Jedni widzą to tak, inni inaczej. Jedni zwracają uwagę na ten, inni na zupełnie inny aspekt. Spory na tematy teologiczne towarzyszyły Kościołowi od zawsze. Nadal towarzyszą. Istnieje pokusa, by zdecydować samemu. Zaufać własnemu przekonaniu. Przecież nie potrafię sobie nawet wyobrazić, że można inaczej...
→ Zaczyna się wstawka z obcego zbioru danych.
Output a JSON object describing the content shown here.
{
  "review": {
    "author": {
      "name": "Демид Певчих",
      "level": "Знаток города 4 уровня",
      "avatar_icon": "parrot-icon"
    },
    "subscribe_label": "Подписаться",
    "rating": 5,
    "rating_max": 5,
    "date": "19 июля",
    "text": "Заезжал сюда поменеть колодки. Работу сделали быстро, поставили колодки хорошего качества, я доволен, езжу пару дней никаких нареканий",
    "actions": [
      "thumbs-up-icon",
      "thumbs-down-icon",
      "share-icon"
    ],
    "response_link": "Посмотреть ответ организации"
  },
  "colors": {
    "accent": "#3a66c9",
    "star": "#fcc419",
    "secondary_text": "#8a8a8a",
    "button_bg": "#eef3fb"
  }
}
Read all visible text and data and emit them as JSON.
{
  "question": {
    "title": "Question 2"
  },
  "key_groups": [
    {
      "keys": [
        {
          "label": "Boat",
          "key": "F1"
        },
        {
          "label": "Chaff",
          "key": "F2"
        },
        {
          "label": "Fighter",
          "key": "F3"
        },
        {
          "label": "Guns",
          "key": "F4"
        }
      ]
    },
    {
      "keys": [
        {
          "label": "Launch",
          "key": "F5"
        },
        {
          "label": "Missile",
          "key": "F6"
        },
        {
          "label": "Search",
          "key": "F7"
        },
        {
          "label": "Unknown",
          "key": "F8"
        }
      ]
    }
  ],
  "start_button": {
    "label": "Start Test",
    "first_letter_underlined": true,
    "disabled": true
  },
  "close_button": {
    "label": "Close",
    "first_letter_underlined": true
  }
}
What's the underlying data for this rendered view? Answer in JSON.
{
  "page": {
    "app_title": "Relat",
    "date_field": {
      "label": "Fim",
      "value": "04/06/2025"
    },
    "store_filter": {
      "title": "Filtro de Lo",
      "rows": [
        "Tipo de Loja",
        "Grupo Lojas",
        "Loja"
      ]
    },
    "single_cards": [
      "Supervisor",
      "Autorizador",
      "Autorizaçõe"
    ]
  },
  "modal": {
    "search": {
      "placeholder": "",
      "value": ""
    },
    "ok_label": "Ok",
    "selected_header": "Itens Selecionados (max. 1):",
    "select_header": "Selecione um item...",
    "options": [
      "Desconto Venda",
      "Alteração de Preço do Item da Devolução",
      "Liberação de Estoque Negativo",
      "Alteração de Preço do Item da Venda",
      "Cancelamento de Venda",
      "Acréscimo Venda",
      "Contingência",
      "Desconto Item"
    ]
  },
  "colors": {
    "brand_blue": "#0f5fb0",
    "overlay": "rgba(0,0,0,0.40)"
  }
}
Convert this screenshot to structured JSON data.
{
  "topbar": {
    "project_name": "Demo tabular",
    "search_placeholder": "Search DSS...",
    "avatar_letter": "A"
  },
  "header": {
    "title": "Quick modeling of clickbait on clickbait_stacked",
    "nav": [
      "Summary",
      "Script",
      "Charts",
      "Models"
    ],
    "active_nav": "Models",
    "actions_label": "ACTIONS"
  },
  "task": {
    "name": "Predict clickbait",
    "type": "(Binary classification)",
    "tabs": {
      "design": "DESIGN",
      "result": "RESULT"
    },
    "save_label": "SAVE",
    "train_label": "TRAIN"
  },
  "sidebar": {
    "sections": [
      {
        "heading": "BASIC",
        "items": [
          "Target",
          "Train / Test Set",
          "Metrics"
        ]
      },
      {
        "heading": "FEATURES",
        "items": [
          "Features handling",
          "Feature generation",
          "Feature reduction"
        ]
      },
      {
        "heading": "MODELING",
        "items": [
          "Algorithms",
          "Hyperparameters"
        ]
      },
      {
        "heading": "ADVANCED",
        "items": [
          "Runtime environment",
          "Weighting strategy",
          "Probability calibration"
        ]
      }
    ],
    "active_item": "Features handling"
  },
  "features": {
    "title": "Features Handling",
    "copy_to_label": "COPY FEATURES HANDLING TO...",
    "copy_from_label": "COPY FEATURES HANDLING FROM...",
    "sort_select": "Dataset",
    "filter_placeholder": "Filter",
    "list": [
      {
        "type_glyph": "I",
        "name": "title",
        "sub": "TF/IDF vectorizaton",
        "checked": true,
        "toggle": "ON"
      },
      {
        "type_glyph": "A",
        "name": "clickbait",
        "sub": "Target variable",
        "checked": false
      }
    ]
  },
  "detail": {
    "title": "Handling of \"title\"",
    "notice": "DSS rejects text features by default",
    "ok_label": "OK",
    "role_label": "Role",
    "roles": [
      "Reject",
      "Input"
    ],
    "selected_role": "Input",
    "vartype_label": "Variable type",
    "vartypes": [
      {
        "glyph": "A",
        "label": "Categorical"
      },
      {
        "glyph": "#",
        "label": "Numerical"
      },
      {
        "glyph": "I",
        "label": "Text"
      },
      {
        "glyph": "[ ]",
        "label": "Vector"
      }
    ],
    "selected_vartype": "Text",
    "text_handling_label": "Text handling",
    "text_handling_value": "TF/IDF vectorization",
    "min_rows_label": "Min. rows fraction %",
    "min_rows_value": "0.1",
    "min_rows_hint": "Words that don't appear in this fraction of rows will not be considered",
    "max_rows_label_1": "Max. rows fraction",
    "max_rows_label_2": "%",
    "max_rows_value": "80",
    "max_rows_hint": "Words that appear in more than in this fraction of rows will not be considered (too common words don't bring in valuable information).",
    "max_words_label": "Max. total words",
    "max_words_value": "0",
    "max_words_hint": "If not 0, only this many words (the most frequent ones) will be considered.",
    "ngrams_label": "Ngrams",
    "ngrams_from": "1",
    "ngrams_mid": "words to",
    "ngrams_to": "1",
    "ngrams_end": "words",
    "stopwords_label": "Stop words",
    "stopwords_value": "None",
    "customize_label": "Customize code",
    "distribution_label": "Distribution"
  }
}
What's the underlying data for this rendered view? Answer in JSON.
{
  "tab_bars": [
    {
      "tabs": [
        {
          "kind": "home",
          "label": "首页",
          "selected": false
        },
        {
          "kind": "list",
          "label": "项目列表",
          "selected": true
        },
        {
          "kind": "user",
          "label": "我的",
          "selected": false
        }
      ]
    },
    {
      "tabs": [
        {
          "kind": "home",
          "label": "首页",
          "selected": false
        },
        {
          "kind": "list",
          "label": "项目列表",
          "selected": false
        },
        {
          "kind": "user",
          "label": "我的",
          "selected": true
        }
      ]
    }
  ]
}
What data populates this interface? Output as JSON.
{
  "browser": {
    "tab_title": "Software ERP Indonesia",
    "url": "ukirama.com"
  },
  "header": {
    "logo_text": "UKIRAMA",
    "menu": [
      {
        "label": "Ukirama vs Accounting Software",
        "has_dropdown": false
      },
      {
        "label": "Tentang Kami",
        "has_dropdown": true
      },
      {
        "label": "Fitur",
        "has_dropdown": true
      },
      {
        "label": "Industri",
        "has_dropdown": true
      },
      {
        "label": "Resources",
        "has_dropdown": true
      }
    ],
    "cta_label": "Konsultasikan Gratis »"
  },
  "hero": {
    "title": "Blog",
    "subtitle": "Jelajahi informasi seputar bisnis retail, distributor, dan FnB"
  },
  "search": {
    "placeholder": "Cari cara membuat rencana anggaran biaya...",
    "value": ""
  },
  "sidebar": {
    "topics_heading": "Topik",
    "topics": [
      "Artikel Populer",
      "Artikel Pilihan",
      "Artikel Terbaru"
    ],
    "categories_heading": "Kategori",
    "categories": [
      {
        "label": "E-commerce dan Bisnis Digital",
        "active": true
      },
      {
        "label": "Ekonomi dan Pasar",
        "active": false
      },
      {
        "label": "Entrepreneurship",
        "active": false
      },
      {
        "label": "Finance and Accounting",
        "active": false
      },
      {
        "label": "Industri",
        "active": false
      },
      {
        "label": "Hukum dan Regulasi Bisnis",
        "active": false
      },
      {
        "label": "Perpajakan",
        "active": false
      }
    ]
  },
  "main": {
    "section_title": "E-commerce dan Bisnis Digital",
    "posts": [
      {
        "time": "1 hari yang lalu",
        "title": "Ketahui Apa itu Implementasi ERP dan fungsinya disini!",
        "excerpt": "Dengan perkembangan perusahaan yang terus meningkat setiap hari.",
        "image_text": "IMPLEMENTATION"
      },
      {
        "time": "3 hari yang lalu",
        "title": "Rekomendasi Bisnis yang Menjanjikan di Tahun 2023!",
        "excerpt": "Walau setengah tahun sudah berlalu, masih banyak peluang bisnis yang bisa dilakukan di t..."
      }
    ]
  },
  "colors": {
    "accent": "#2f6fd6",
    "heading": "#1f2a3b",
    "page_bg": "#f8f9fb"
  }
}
Trwajcie we Mnie, a Ja w was będę trwać. Podobnie jak latorośl nie może przynosić owocu sama z siebie – jeżeli nie trwa w winnym krzewie – tak samo i wy, jeżeli we Mnie trwać nie będziecie – mówi Jezus. Trwać w Nim znaczy: trwać w Kościele. Czasem nie rozumiejąc drogi, którą wskazuje. Czasem będąc przekonanym, że mam rację. Jeśli mam ją naprawdę, jeśli Bóg mi to wskazuje, On sam wskaże Kościołowi drogę. Za mojego życia lub nie.
Nauczyć się ufać. Bogu i ludziom. Nauczyć się trwać.
Wszystkie komentarze »
Uwaga! Dyskusja została zamknięta.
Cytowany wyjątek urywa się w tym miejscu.